Eğer çocuk başarısızlık yaşamışsa, bu başarısızlığın arkasında yatan nedenler araştırılıp gereken önlemler alınarak bu başarısızlıklar önlenebilir.

Başarısızlık yaşantıları fazla olan çocuklar kendilerine güvenmezler, yeteneksiz olduklarını düşünürler. Oysa ki başarısızlığın nedenini yeteneksizlik olarak düşünmek büyük bir yanılgıdır.


Bu nedenle çocuğun kendisini yeteneksiz olarak algılaması yaşamında yer alan diğer başarı durumlarını görmesini engelleyecek ve var olan olumlu yönlerini hiçe saymasına neden olacaktır.

Özellikle ilkokul dönemi çocukta beceri duygusunun geliştiği dönemdir. Bu beceri duygusu çocuğun yaptığı etkinliklerin ailesi ve çevresi tarafından beğenilmesiyle ilgi görmesiyle gelişir.

Özellikle okul yaşantılarında başarısız olan çocuğa “Hiçbir zaman başarılı olamayacaksın, başarısızsın...” gibi suçlayıcı, yargılayıcı ifadeler kullanmak çocukta aşağılık duygularının gelişmesine yol açar.

Çocukların ders konusunda yakındıkları en önemli konu anne ve babaların çocuklarına” Boş boş oturacağına ders çalış, hiç dersin yok mu senin...”gibi ifadelerde bulunmalarıdır.


Oysa ki çocuklara böylesi uyarılarda bulunmak yerine onları ders çalışmaya güdülemek istenilen davranışların çocukta görülmesinde etkili olacaktır.

Çocuğun başarısını arttırmak için ona kendisini rahat hissedebileceği, gerginlikten uzak bir öğrenme ortamının yaratılması gerekir.

Özellikle eşler arasındaki geçimsizliğin, kavgaların çocuğa yansıması çocuğun dikkatini derse vermesini engeller ve bu durum çocuğun kişilik gelişimini de olumsuz yönde etkiler.

Kişilik gelişimini sağlıklı olarak tamamlayamamış bir çocuktan ders başarısı beklemek bir yanılgıdır.


Şüphesiz çocuğun kişilik gelişimi olumlu yönde sağlanırsa yaşamın diğer alanındaki başarılar da buna bağlı olarak artar.
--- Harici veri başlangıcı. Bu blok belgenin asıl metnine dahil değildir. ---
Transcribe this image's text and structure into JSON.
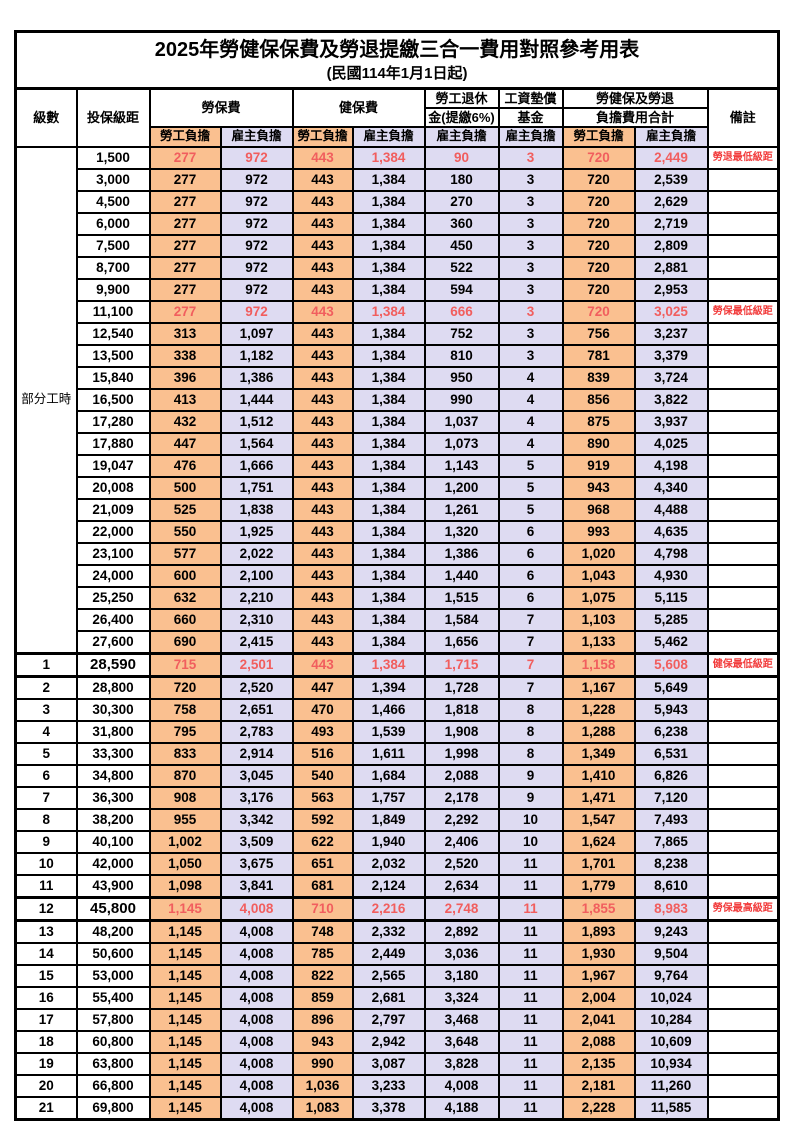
{
  "title": "2025年勞健保保費及勞退提繳三合一費用對照參考用表",
  "subtitle": "(民國114年1月1日起)",
  "header": {
    "level": "級數",
    "bracket": "投保級距",
    "labor": "勞保費",
    "health": "健保費",
    "pension_line1": "勞工退休",
    "pension_line2": "金(提繳6%)",
    "wage_fund_line1": "工資墊償",
    "wage_fund_line2": "基金",
    "total_line1": "勞健保及勞退",
    "total_line2": "負擔費用合計",
    "remark": "備註",
    "employee": "勞工負擔",
    "employer": "雇主負擔"
  },
  "part_time_label": "部分工時",
  "colors": {
    "employee_orange": "#FAC090",
    "employer_lavender": "#DEDBF2",
    "highlight_red": "#F15E5E",
    "remark_red": "#F23C3C",
    "border": "#000000"
  },
  "rows": [
    {
      "lv": "",
      "br": "1,500",
      "le": "277",
      "lr": "972",
      "he": "443",
      "hr": "1,384",
      "pe": "90",
      "wf": "3",
      "te": "720",
      "tr": "2,449",
      "rm": "勞退最低級距",
      "hl": true,
      "em": false
    },
    {
      "lv": "",
      "br": "3,000",
      "le": "277",
      "lr": "972",
      "he": "443",
      "hr": "1,384",
      "pe": "180",
      "wf": "3",
      "te": "720",
      "tr": "2,539",
      "rm": "",
      "hl": false,
      "em": false
    },
    {
      "lv": "",
      "br": "4,500",
      "le": "277",
      "lr": "972",
      "he": "443",
      "hr": "1,384",
      "pe": "270",
      "wf": "3",
      "te": "720",
      "tr": "2,629",
      "rm": "",
      "hl": false,
      "em": false
    },
    {
      "lv": "",
      "br": "6,000",
      "le": "277",
      "lr": "972",
      "he": "443",
      "hr": "1,384",
      "pe": "360",
      "wf": "3",
      "te": "720",
      "tr": "2,719",
      "rm": "",
      "hl": false,
      "em": false
    },
    {
      "lv": "",
      "br": "7,500",
      "le": "277",
      "lr": "972",
      "he": "443",
      "hr": "1,384",
      "pe": "450",
      "wf": "3",
      "te": "720",
      "tr": "2,809",
      "rm": "",
      "hl": false,
      "em": false
    },
    {
      "lv": "",
      "br": "8,700",
      "le": "277",
      "lr": "972",
      "he": "443",
      "hr": "1,384",
      "pe": "522",
      "wf": "3",
      "te": "720",
      "tr": "2,881",
      "rm": "",
      "hl": false,
      "em": false
    },
    {
      "lv": "",
      "br": "9,900",
      "le": "277",
      "lr": "972",
      "he": "443",
      "hr": "1,384",
      "pe": "594",
      "wf": "3",
      "te": "720",
      "tr": "2,953",
      "rm": "",
      "hl": false,
      "em": false
    },
    {
      "lv": "",
      "br": "11,100",
      "le": "277",
      "lr": "972",
      "he": "443",
      "hr": "1,384",
      "pe": "666",
      "wf": "3",
      "te": "720",
      "tr": "3,025",
      "rm": "勞保最低級距",
      "hl": true,
      "em": false
    },
    {
      "lv": "",
      "br": "12,540",
      "le": "313",
      "lr": "1,097",
      "he": "443",
      "hr": "1,384",
      "pe": "752",
      "wf": "3",
      "te": "756",
      "tr": "3,237",
      "rm": "",
      "hl": false,
      "em": false
    },
    {
      "lv": "",
      "br": "13,500",
      "le": "338",
      "lr": "1,182",
      "he": "443",
      "hr": "1,384",
      "pe": "810",
      "wf": "3",
      "te": "781",
      "tr": "3,379",
      "rm": "",
      "hl": false,
      "em": false
    },
    {
      "lv": "",
      "br": "15,840",
      "le": "396",
      "lr": "1,386",
      "he": "443",
      "hr": "1,384",
      "pe": "950",
      "wf": "4",
      "te": "839",
      "tr": "3,724",
      "rm": "",
      "hl": false,
      "em": false
    },
    {
      "lv": "",
      "br": "16,500",
      "le": "413",
      "lr": "1,444",
      "he": "443",
      "hr": "1,384",
      "pe": "990",
      "wf": "4",
      "te": "856",
      "tr": "3,822",
      "rm": "",
      "hl": false,
      "em": false
    },
    {
      "lv": "",
      "br": "17,280",
      "le": "432",
      "lr": "1,512",
      "he": "443",
      "hr": "1,384",
      "pe": "1,037",
      "wf": "4",
      "te": "875",
      "tr": "3,937",
      "rm": "",
      "hl": false,
      "em": false
    },
    {
      "lv": "",
      "br": "17,880",
      "le": "447",
      "lr": "1,564",
      "he": "443",
      "hr": "1,384",
      "pe": "1,073",
      "wf": "4",
      "te": "890",
      "tr": "4,025",
      "rm": "",
      "hl": false,
      "em": false
    },
    {
      "lv": "",
      "br": "19,047",
      "le": "476",
      "lr": "1,666",
      "he": "443",
      "hr": "1,384",
      "pe": "1,143",
      "wf": "5",
      "te": "919",
      "tr": "4,198",
      "rm": "",
      "hl": false,
      "em": false
    },
    {
      "lv": "",
      "br": "20,008",
      "le": "500",
      "lr": "1,751",
      "he": "443",
      "hr": "1,384",
      "pe": "1,200",
      "wf": "5",
      "te": "943",
      "tr": "4,340",
      "rm": "",
      "hl": false,
      "em": false
    },
    {
      "lv": "",
      "br": "21,009",
      "le": "525",
      "lr": "1,838",
      "he": "443",
      "hr": "1,384",
      "pe": "1,261",
      "wf": "5",
      "te": "968",
      "tr": "4,488",
      "rm": "",
      "hl": false,
      "em": false
    },
    {
      "lv": "",
      "br": "22,000",
      "le": "550",
      "lr": "1,925",
      "he": "443",
      "hr": "1,384",
      "pe": "1,320",
      "wf": "6",
      "te": "993",
      "tr": "4,635",
      "rm": "",
      "hl": false,
      "em": false
    },
    {
      "lv": "",
      "br": "23,100",
      "le": "577",
      "lr": "2,022",
      "he": "443",
      "hr": "1,384",
      "pe": "1,386",
      "wf": "6",
      "te": "1,020",
      "tr": "4,798",
      "rm": "",
      "hl": false,
      "em": false
    },
    {
      "lv": "",
      "br": "24,000",
      "le": "600",
      "lr": "2,100",
      "he": "443",
      "hr": "1,384",
      "pe": "1,440",
      "wf": "6",
      "te": "1,043",
      "tr": "4,930",
      "rm": "",
      "hl": false,
      "em": false
    },
    {
      "lv": "",
      "br": "25,250",
      "le": "632",
      "lr": "2,210",
      "he": "443",
      "hr": "1,384",
      "pe": "1,515",
      "wf": "6",
      "te": "1,075",
      "tr": "5,115",
      "rm": "",
      "hl": false,
      "em": false
    },
    {
      "lv": "",
      "br": "26,400",
      "le": "660",
      "lr": "2,310",
      "he": "443",
      "hr": "1,384",
      "pe": "1,584",
      "wf": "7",
      "te": "1,103",
      "tr": "5,285",
      "rm": "",
      "hl": false,
      "em": false
    },
    {
      "lv": "",
      "br": "27,600",
      "le": "690",
      "lr": "2,415",
      "he": "443",
      "hr": "1,384",
      "pe": "1,656",
      "wf": "7",
      "te": "1,133",
      "tr": "5,462",
      "rm": "",
      "hl": false,
      "em": false
    },
    {
      "lv": "1",
      "br": "28,590",
      "le": "715",
      "lr": "2,501",
      "he": "443",
      "hr": "1,384",
      "pe": "1,715",
      "wf": "7",
      "te": "1,158",
      "tr": "5,608",
      "rm": "健保最低級距",
      "hl": true,
      "em": true
    },
    {
      "lv": "2",
      "br": "28,800",
      "le": "720",
      "lr": "2,520",
      "he": "447",
      "hr": "1,394",
      "pe": "1,728",
      "wf": "7",
      "te": "1,167",
      "tr": "5,649",
      "rm": "",
      "hl": false,
      "em": false
    },
    {
      "lv": "3",
      "br": "30,300",
      "le": "758",
      "lr": "2,651",
      "he": "470",
      "hr": "1,466",
      "pe": "1,818",
      "wf": "8",
      "te": "1,228",
      "tr": "5,943",
      "rm": "",
      "hl": false,
      "em": false
    },
    {
      "lv": "4",
      "br": "31,800",
      "le": "795",
      "lr": "2,783",
      "he": "493",
      "hr": "1,539",
      "pe": "1,908",
      "wf": "8",
      "te": "1,288",
      "tr": "6,238",
      "rm": "",
      "hl": false,
      "em": false
    },
    {
      "lv": "5",
      "br": "33,300",
      "le": "833",
      "lr": "2,914",
      "he": "516",
      "hr": "1,611",
      "pe": "1,998",
      "wf": "8",
      "te": "1,349",
      "tr": "6,531",
      "rm": "",
      "hl": false,
      "em": false
    },
    {
      "lv": "6",
      "br": "34,800",
      "le": "870",
      "lr": "3,045",
      "he": "540",
      "hr": "1,684",
      "pe": "2,088",
      "wf": "9",
      "te": "1,410",
      "tr": "6,826",
      "rm": "",
      "hl": false,
      "em": false
    },
    {
      "lv": "7",
      "br": "36,300",
      "le": "908",
      "lr": "3,176",
      "he": "563",
      "hr": "1,757",
      "pe": "2,178",
      "wf": "9",
      "te": "1,471",
      "tr": "7,120",
      "rm": "",
      "hl": false,
      "em": false
    },
    {
      "lv": "8",
      "br": "38,200",
      "le": "955",
      "lr": "3,342",
      "he": "592",
      "hr": "1,849",
      "pe": "2,292",
      "wf": "10",
      "te": "1,547",
      "tr": "7,493",
      "rm": "",
      "hl": false,
      "em": false
    },
    {
      "lv": "9",
      "br": "40,100",
      "le": "1,002",
      "lr": "3,509",
      "he": "622",
      "hr": "1,940",
      "pe": "2,406",
      "wf": "10",
      "te": "1,624",
      "tr": "7,865",
      "rm": "",
      "hl": false,
      "em": false
    },
    {
      "lv": "10",
      "br": "42,000",
      "le": "1,050",
      "lr": "3,675",
      "he": "651",
      "hr": "2,032",
      "pe": "2,520",
      "wf": "11",
      "te": "1,701",
      "tr": "8,238",
      "rm": "",
      "hl": false,
      "em": false
    },
    {
      "lv": "11",
      "br": "43,900",
      "le": "1,098",
      "lr": "3,841",
      "he": "681",
      "hr": "2,124",
      "pe": "2,634",
      "wf": "11",
      "te": "1,779",
      "tr": "8,610",
      "rm": "",
      "hl": false,
      "em": false
    },
    {
      "lv": "12",
      "br": "45,800",
      "le": "1,145",
      "lr": "4,008",
      "he": "710",
      "hr": "2,216",
      "pe": "2,748",
      "wf": "11",
      "te": "1,855",
      "tr": "8,983",
      "rm": "勞保最高級距",
      "hl": true,
      "em": true
    },
    {
      "lv": "13",
      "br": "48,200",
      "le": "1,145",
      "lr": "4,008",
      "he": "748",
      "hr": "2,332",
      "pe": "2,892",
      "wf": "11",
      "te": "1,893",
      "tr": "9,243",
      "rm": "",
      "hl": false,
      "em": false
    },
    {
      "lv": "14",
      "br": "50,600",
      "le": "1,145",
      "lr": "4,008",
      "he": "785",
      "hr": "2,449",
      "pe": "3,036",
      "wf": "11",
      "te": "1,930",
      "tr": "9,504",
      "rm": "",
      "hl": false,
      "em": false
    },
    {
      "lv": "15",
      "br": "53,000",
      "le": "1,145",
      "lr": "4,008",
      "he": "822",
      "hr": "2,565",
      "pe": "3,180",
      "wf": "11",
      "te": "1,967",
      "tr": "9,764",
      "rm": "",
      "hl": false,
      "em": false
    },
    {
      "lv": "16",
      "br": "55,400",
      "le": "1,145",
      "lr": "4,008",
      "he": "859",
      "hr": "2,681",
      "pe": "3,324",
      "wf": "11",
      "te": "2,004",
      "tr": "10,024",
      "rm": "",
      "hl": false,
      "em": false
    },
    {
      "lv": "17",
      "br": "57,800",
      "le": "1,145",
      "lr": "4,008",
      "he": "896",
      "hr": "2,797",
      "pe": "3,468",
      "wf": "11",
      "te": "2,041",
      "tr": "10,284",
      "rm": "",
      "hl": false,
      "em": false
    },
    {
      "lv": "18",
      "br": "60,800",
      "le": "1,145",
      "lr": "4,008",
      "he": "943",
      "hr": "2,942",
      "pe": "3,648",
      "wf": "11",
      "te": "2,088",
      "tr": "10,609",
      "rm": "",
      "hl": false,
      "em": false
    },
    {
      "lv": "19",
      "br": "63,800",
      "le": "1,145",
      "lr": "4,008",
      "he": "990",
      "hr": "3,087",
      "pe": "3,828",
      "wf": "11",
      "te": "2,135",
      "tr": "10,934",
      "rm": "",
      "hl": false,
      "em": false
    },
    {
      "lv": "20",
      "br": "66,800",
      "le": "1,145",
      "lr": "4,008",
      "he": "1,036",
      "hr": "3,233",
      "pe": "4,008",
      "wf": "11",
      "te": "2,181",
      "tr": "11,260",
      "rm": "",
      "hl": false,
      "em": false
    },
    {
      "lv": "21",
      "br": "69,800",
      "le": "1,145",
      "lr": "4,008",
      "he": "1,083",
      "hr": "3,378",
      "pe": "4,188",
      "wf": "11",
      "te": "2,228",
      "tr": "11,585",
      "rm": "",
      "hl": false,
      "em": false
    }
  ]
}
Çünkü temelde sağlıklı bir kişilik gelişimi yatar.

Elbette ki anne ve babalar çocukları hakkında hep iyi niyetlere, iyi duygulara sahip; ancak farkında olmadan yanlış yöntemler kullanıyorlar.

Anne ve babaların çocuklarına ilişkin kaygıları, endişeleri elbette ki yadsınamaz.

Ancak yaşanan bu gerginliklerin ve aşırı beklentilerin içinde olmak hem anne ve babayı hem de çocukları rahatsız ediyor.

O nedenle çocukların gerek kişiliklerinin, gerekse ilgilerinin, yeteneklerinin ve sınırlılıklarının bilinmesi, buna göre bir eğitim olanağının sunulması ve buna göre beklentilerin oluşturulması anne baba ve çocuklarda yaşanan bu endişe ve sıkıntıların azalmasında etkili olacaktır.